2/ L’amortissement du bien est limité en LMNP
Un des avantages du statut LMNP est la possibilité d’amortir le bien. En pratique, l’amortissement du bien immobilier est généralement étalé sur une durée comprise entre 20 et 30 ans, tandis que celui du mobilier s’effectue sur des durées plus courtes, souvent comprises entre 5 et 10 ans, selon la nature des équipements. En LMNP, les amortissements ne peuvent en revanche ni créer ni aggraver un déficit fiscal : ils sont déductibles uniquement dans la limite du résultat dégagé par l’activité.
Depuis les évolutions applicables à compter de 2025, un nouvel élément vient renforcer les limites du dispositif : les amortissements pratiqués sont désormais pris en compte lors du calcul de la plus-value imposable en cas de revente du bien.
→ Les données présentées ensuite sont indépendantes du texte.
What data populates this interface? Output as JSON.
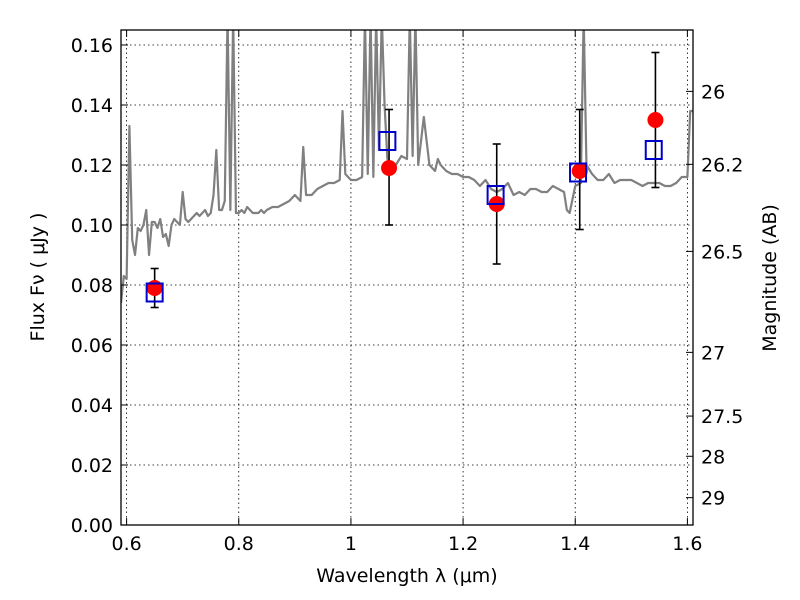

Autrement dit, les amortissements déduits au fil des années viennent réduire le prix d’acquisition retenu pour le calcul de la plus-value, ce qui peut entraîner une augmentation de l’imposition lors de la cession.
Ainsi, si l’amortissement reste un levier fiscal efficace pendant la phase de détention du bien, il ne constitue plus un avantage totalement neutre à long terme. Il convient désormais d’intégrer cette contrainte dans toute stratégie d’investissement en LMNP, en particulier dans une optique de revente à moyen ou long terme.
À noter qu’en se faisant accompagner par un expert en gestion de patrimoine, il est parfaitement possible d’atténuer cette perte fiscale.
3/ La comptabilité LMNP en régime micro-BIC
Autre point à considérer : la gestion comptable de la LMNP. Sous le régime micro-BIC, la gestion administrative est simplifiée, puisqu’aucune déduction de charges réelles ni amortissement n’est pratiquée. En revanche, le régime réel impose la tenue d’une comptabilité complète, incluant un bilan, un compte de résultat et le suivi des amortissements, ce qui peut nécessiter l’intervention d’un expert-comptable.